M. Guillaume Gouffier Valente attire l'attention de Mme la ministre du travail, de la santé, des solidarités et des familles sur les difficultés budgétaires croissantes rencontrées par plusieurs dispositifs essentiels d'appui et de coordination dans les territoires : les dispositifs d'appui à la coordination (DAC), les dispositifs d'expertise régionaux (DER), les dispositifs spécifiques régionaux (DSR), les centres locaux d'information et de coordination (CLIC) ainsi que les projets alimentaires territoriaux (PAT).

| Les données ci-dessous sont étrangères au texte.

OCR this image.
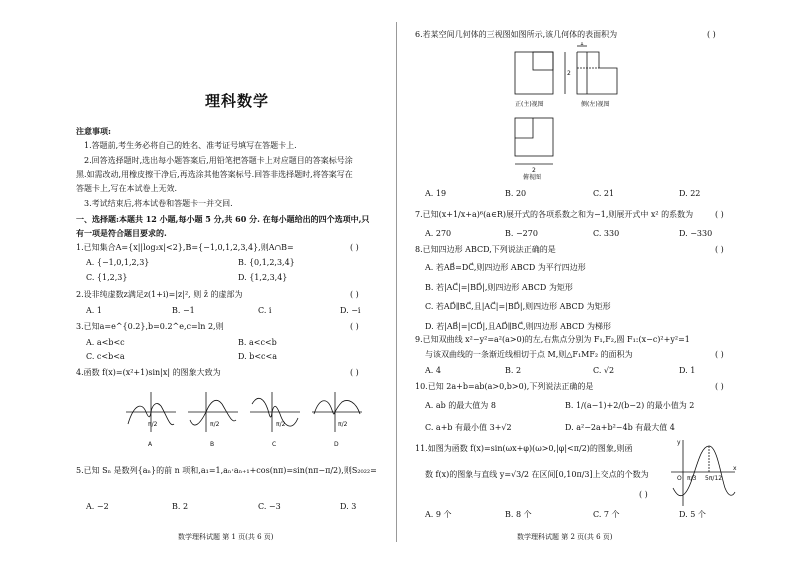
理科数学
注意事项:
1.答题前,考生务必将自己的姓名、准考证号填写在答题卡上.
2.回答选择题时,选出每小题答案后,用铅笔把答题卡上对应题目的答案标号涂
黑.如需改动,用橡皮擦干净后,再选涂其他答案标号.回答非选择题时,将答案写在
答题卡上,写在本试卷上无效.
3.考试结束后,将本试卷和答题卡一并交回.
一、选择题:本题共 12 小题,每小题 5 分,共 60 分. 在每小题给出的四个选项中,只
有一项是符合题目要求的.
1.已知集合A={x||log₂x|<2},B={−1,0,1,2,3,4},则A∩B=	( )
A. {−1,0,1,2,3}	B. {0,1,2,3,4}
C. {1,2,3}	D. {1,2,3,4}
2.设非纯虚数z满足z(1+i)=|z|², 则 z̄ 的虚部为	( )
A. 1	B. −1	C. i	D. −i
3.已知a=e^{0.2},b=0.2^e,c=ln 2,则	( )
A. a<b<c	B. a<c<b
C. c<b<a	D. b<c<a
4.函数 f(x)=(x²+1)sin|x| 的图象大致为	( )
π/2	π/2	π/2	π/2
A	B	C	D
5.已知 Sₙ 是数列{aₙ}的前 n 项和,a₁=1,aₙ·aₙ₊₁+cos(nπ)=sin(nπ−π/2),则S₂₀₂₂=
A. −2	B. 2	C. −3	D. 3
数学理科试题 第 1 页(共 6 页)
6.若某空间几何体的三视图如图所示,该几何体的表面积为	( )
1
2
2
正(主)视图	侧(左)视图
俯视图
A. 19	B. 20	C. 21	D. 22
7.已知(x+1/x+a)⁶(a∈R)展开式的各项系数之和为−1,则展开式中 x² 的系数为	( )
A. 270	B. −270	C. 330	D. −330
8.已知四边形 ABCD,下列说法正确的是	( )
A. 若AB⃗=DC⃗,则四边形 ABCD 为平行四边形
B. 若|AC⃗|=|BD⃗|,则四边形 ABCD 为矩形
C. 若AD⃗∥BC⃗,且|AC⃗|=|BD⃗|,则四边形 ABCD 为矩形
D. 若|AB⃗|=|CD⃗|,且AD⃗∥BC⃗,则四边形 ABCD 为梯形
9.已知双曲线 x²−y²=a²(a>0)的左,右焦点分别为 F₁,F₂,圆 F₁:(x−c)²+y²=1
与该双曲线的一条渐近线相切于点 M,则△F₁MF₂ 的面积为	( )
A. 4	B. 2	C. √2	D. 1
10.已知 2a+b=ab(a>0,b>0),下列说法正确的是	( )
A. ab 的最大值为 8	B. 1/(a−1)+2/(b−2) 的最小值为 2
C. a+b 有最小值 3+√2	D. a²−2a+b²−4b 有最大值 4
11.如图为函数 f(x)=sin(ωx+φ)(ω>0,|φ|<π/2)的图象,则函
数 f(x)的图象与直线 y=√3/2 在区间[0,10π/3]上交点的个数为
( )
y
x
O π/3 5π/12
A. 9 个	B. 8 个	C. 7 个	D. 5 个
数学理科试题 第 2 页(共 6 页)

Ces structures accompagnent chaque année plus de 300 000 personnes confrontées à des situations médico-psycho-sociales particulièrement complexes : personnes âgées isolées, personnes en situation de handicap, malades chroniques, enfants comme adultes, souvent sans autre recours. Leurs missions de proximité, de coordination et d'accompagnement global constituent un maillon indispensable du système de santé et d'action sociale. Ces dispositifs ont été intégrés, le 5 août 2024, dans le champ des structures devant appliquer la prime dite « Ségur » à leurs salariés. Cette revalorisation a permis une véritable reconnaissance des métiers du secteur. Toutefois, les financeurs (ARS et conseils départementaux) font face à une charge financière supplémentaire d'environ 5 000 euros par salarié, sans qu'aucun budget complémentaire n'ait été prévu pour couvrir cette charge. Cette situation met en péril la continuité des missions essentielles assurées par ces dispositifs et expose les usagers en situation complexe, souvent sans autre recours ou appui, à subir directement les conséquences d'une baisse inévitable de l'accompagnement. En outre, ce cadre impose une pression croissante aux établissements de santé et aux professionnels libéraux qui devront absorber ces prises en charge sans coordination adaptée et met en péril la continuité des parcours de santé alors que certaines de ces structures sont menacées de disparition. Ainsi, il lui demande si le Gouvernement entend garantir la pérennité de ces dispositifs en inscrivant, dans le projet de loi de financement de la sécurité sociale pour 2026, un financement spécifique et à la hauteur des besoins engendrés par l'extension de la prime Ségur.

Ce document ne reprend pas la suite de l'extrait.